General techniques are what I want, and I didn't see them in the
book. He had things to do and not do, but it didn't add up to
building (ir-)regular expressions with reliably tractable
behavior.
My guess then is that the book moved at too slow a pace for you, and
you got bored. The most valuable general technique he (eventually ;-)
explained he called "unrolling", and consists of writing a regexp in
the form:
normal* (?: special normal* )*
where the sets of characters with which `normal` and `special` can
start are disjoint. Under most "NFA" implementation, such a regexp is
immune to most bad behaviors, whether finding very long matches, or in
searching a very long string that happens not to contain any matches.

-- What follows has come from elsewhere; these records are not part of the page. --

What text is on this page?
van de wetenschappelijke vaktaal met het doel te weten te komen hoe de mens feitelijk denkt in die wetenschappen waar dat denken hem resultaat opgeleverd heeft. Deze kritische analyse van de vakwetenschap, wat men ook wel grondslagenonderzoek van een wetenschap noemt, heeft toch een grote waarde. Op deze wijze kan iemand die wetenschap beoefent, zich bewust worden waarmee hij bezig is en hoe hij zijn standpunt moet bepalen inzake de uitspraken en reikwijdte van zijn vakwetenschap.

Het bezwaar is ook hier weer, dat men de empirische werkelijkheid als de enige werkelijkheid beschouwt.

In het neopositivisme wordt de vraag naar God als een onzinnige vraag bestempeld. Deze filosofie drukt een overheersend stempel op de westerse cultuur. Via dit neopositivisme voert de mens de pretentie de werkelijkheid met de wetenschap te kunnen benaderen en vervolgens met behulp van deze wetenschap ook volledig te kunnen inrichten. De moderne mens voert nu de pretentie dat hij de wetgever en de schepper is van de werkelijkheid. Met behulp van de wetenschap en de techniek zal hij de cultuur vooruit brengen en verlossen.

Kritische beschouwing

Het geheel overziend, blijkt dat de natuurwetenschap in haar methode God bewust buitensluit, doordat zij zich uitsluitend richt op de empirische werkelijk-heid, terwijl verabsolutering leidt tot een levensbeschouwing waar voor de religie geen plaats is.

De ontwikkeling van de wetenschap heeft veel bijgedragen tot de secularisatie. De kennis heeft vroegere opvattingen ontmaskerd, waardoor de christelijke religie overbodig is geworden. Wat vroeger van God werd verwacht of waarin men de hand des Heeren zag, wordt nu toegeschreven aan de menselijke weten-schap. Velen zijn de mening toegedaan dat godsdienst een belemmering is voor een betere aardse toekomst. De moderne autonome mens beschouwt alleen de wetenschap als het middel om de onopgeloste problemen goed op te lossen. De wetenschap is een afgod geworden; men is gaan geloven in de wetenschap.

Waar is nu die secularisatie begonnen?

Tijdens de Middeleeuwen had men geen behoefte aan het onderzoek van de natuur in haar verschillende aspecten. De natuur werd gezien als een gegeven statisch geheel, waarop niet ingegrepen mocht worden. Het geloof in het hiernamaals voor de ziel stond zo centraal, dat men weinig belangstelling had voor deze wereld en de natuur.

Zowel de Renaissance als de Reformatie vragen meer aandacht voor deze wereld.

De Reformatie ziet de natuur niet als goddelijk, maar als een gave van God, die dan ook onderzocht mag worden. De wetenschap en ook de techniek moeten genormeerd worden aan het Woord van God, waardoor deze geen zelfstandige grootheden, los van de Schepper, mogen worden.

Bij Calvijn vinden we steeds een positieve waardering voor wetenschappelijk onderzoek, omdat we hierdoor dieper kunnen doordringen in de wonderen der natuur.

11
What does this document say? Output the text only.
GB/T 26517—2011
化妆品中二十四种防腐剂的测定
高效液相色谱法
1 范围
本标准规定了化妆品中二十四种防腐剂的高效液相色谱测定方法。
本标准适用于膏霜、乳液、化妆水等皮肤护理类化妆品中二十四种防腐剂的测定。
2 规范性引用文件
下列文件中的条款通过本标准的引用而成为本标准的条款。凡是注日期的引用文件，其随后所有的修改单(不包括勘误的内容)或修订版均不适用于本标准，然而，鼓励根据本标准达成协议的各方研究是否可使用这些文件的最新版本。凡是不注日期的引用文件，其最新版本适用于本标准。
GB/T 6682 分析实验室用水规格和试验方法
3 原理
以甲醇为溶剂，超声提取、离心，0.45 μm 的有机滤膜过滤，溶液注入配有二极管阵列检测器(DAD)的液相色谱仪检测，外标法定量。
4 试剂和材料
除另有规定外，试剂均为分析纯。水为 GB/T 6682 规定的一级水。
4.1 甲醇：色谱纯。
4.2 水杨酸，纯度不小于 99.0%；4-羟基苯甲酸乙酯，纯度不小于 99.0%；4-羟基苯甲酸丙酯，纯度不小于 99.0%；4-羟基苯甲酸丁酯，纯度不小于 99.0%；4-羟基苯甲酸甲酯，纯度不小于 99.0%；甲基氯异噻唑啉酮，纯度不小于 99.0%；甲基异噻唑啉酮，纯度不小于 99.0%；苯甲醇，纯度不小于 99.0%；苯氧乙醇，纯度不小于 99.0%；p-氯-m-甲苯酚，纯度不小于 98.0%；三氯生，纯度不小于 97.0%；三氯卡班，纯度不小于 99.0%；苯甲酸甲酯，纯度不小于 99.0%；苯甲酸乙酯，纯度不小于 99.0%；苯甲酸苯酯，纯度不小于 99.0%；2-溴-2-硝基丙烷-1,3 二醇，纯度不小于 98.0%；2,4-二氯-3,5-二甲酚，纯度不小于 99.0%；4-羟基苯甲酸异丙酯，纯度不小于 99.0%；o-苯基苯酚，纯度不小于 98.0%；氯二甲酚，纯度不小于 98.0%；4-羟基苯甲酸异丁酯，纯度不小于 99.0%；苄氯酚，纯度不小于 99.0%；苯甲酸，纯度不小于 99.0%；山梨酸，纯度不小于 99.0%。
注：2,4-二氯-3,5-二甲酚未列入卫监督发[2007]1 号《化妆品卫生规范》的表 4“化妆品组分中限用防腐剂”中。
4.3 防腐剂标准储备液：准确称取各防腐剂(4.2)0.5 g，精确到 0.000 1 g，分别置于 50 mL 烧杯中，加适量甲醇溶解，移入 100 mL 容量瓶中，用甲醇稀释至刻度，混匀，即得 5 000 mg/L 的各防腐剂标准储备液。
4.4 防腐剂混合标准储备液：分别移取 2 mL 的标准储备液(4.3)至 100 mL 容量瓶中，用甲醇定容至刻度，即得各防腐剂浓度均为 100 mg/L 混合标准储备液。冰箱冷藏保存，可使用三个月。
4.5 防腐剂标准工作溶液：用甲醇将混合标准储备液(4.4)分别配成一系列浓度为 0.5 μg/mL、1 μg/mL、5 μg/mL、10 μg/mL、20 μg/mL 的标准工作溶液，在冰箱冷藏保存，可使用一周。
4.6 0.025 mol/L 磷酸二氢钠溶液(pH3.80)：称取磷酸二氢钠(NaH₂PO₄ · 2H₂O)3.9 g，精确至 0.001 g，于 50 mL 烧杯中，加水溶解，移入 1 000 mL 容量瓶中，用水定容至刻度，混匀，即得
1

Without knowing this, under many implementations it's very easy to end
up writing a regexp that matches quickly when a short match exists,
but "blows up" (stack fault, or some checked internal limit hit) if
only a very long match exists; and/or takes even exponential time to
fail to match when a match doesn't exist.
For example, a direct application is writing a robust regular
expression to match C string literals (also one form of Python string
literal: double-quote character at each end, and backslash escapes,
including backslash-newline to span lines):
" [^"\\\n]* (?: \\[\x00-\xff] [^"\\\n]* )* "
The "normal case" is that it's just a regular old character: not a
double quote, backslash, or newline. The "special case" is a
backslash followed by any character whatsoever. The "normal" and
"special" cases obviously don't intersect, so the interior of this
regexp (i.e., ignoring the double quotes at each end) fits the
"unrolling" pattern to a tee.
As a result, you can use it with reasonably high confidence. For
/why/ that's so, read the rest of his book ;-) In effect, it gives
the search engine only one possible course of action at each character
in the target string. So long as that's "normal", it has to stay in
the "normal" part of the regexp, and as soon as it's "special" it has
to leave the "normal" part. The intent is to eliminate any
possibility for backtracking, thus ensuring predictable runtime and
ensuring that no form of internal backtracking stack needs to be used
(let alone hit its limit).
The unrolling idea was new to me, and as soon as I learned it I
replaced lots of regexps in the Python library with rewritten versions
that demonstrably performed very much better -- even allowed closing
some bug reports concerning extreme cases (extremely long matches, and
unbearable runtime on long strings without any matches).
A different lesson to take from this is that nobody is likely to
stumble into effective "NFA" techniques based on luck or "common
sense". It's a set of obscure & specialized learned skills.